Я прокладывал дороги холодным асфальтом и знал, что писатель должен быть смелым

Блог / Литература

А перед этим я думал вот что. Ну вот писатель, кого же надо переписывать в блокноты, чтобы приручить его стиль, чтобы вытянуться перед ним в струнку. И вспоминал также. Я тогда только вернулся из армии, перед поступлением в институт оставалось немного времени, и я устроился помощником мастера в Автодор. Крутили баранку, заделывали дыры (в основном на холодную) восстанавливали движение, в общем. Музыки тогда много было, даже больше, чем черных рук. Часто на раз, послушал, потом опять новое, выменял, сгонял в выходной на Горбушку, новое, новое, новое, я раб этой привычки. И я знал, в целом, каким нужно быть музыкантом. Как писали тогда в журнале Vod­ka, есть одно неизменное правило (у них это: девушку после концерта первым выбирает вокалист). У меня правило было таким, вокалист должен играть на гитаре, никогда не должен петь вместе с кем-то, никаких подпевок, особенно от женщины, тут либо она, либо он. Никаких вместе. Хорошо помню, как раз гитарная музыка потихоньку возвращалась. Русская тоже, идеологическая, правая, левая. Вчера совпала погода, поэтому и вспомнил, по личной своей привычке стал сравнивать музыки и литературы, стал думать о призвании, как обычно.

Дилемма была простой, идти ли на Ясную поляну или повернуть домой. Я ждал победы Самсонова, интересно было посмотреть, все-таки круто, когда добиваются, особенно те, кто, как крокодильчик, из одного с тобой гнезда. Велика ли разница, Ногинск или Подольск, 34 или 42? Конечно, нет. Серега как-то намеренно к этому шел. Литература как карьера, нормальный исход, без открытий.

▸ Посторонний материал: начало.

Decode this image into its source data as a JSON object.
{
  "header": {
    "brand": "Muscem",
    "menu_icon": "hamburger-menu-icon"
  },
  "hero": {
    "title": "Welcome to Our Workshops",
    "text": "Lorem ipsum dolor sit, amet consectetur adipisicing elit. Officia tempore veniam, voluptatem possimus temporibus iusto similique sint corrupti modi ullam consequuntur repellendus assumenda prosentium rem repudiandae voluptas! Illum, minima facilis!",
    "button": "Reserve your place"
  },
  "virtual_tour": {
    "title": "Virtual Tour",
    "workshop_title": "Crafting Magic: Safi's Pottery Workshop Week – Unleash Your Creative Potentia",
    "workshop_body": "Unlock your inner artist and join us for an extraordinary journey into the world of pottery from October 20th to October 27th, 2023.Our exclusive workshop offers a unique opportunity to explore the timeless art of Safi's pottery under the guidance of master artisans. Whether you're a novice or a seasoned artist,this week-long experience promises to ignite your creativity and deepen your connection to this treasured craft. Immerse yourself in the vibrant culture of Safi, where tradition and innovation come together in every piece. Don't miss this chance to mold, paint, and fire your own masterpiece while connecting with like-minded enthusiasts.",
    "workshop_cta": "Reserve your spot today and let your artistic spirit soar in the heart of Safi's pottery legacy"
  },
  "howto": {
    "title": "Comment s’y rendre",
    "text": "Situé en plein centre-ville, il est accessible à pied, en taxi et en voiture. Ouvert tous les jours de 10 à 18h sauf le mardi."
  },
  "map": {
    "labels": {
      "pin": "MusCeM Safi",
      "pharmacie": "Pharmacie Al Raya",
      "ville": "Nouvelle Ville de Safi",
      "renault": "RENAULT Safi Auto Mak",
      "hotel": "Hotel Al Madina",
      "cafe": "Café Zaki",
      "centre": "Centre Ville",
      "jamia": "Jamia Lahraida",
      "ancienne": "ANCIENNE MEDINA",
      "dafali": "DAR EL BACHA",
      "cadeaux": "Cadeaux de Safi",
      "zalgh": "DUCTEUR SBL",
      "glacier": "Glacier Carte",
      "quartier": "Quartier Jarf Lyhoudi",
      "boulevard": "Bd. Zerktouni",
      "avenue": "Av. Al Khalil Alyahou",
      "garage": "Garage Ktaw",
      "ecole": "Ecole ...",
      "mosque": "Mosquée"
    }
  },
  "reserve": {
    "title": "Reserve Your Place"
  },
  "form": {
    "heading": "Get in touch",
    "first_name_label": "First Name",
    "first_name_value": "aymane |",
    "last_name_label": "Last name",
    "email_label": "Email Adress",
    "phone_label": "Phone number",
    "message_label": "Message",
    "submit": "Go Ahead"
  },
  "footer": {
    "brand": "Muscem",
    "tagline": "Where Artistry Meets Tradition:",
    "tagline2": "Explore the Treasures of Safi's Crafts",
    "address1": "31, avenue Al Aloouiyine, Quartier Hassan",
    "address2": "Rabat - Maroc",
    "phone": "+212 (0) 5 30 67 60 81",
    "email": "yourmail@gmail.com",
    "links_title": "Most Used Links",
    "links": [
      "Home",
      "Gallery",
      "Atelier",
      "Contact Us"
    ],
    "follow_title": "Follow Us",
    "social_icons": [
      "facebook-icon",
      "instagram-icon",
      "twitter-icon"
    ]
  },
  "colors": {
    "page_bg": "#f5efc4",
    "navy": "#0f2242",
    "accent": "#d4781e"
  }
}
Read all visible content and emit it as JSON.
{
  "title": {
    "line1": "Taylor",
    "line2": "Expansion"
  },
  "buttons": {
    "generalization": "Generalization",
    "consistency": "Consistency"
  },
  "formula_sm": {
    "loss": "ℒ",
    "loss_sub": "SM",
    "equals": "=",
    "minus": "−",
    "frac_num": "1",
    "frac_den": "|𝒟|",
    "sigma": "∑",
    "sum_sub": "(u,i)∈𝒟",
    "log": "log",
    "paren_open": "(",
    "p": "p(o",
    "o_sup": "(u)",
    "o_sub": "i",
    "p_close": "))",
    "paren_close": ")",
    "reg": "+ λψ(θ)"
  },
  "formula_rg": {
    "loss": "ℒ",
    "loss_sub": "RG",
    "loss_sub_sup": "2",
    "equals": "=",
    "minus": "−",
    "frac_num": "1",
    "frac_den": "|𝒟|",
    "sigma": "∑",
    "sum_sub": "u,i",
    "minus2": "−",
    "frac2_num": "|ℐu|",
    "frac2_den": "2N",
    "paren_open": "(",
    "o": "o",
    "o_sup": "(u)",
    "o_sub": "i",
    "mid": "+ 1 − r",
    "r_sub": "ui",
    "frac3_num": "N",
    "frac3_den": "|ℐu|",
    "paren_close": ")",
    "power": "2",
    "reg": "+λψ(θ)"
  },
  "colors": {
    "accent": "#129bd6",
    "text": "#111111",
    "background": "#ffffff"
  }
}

Тогда, в моем прошлом, музыка быстро сменилась литературой, оги, пироги, билингва, кузьминский, сегодня, семеляк, Лимонов, вднх. Какая музыка, если Шилдс никак не допилит альбом. Я прокладывал дороги холодным асфальтом и знал, что писатель должен быть смелым. Природой застенчивый, я выбирал сверхлюдей себе в компаньоны. Горжусь каждым, с кем есть и был. Очень скоро меня свернули на садки языка, на кусты непонятного, ритмичного, всего того, что не было и не будет в Бетховенском зале вчера, сегодня, завтра. Другая Россия, другая смелость. Какой же стиль переписать? Ответа не было, не было и блокнота. Я повернул домой. Мемуары мои стали писать себя сами.

Начинать нужно с места, думал я. Место — как битумная эмульсия, слова — как каменная крошка и пыль. Никакой мысли, как тогда, только радость работы, только правильный шаг и выдержка уровня, не выше земли. Очевидно, что таким путем идет только устная речь, а речь — убежище разговора. Действия, кажется, нет, но все-таки есть. Это движение не подчинено замыслу, поэтому тут нет мысли. Осталось понять, как это выкрутить, как зафиксировать, нужно ли здесь письмо?

Ответа не было.

В очереди передо мной, у кассы Крошки-картошки, она сказала: мне, пожалуйста, клубенёк.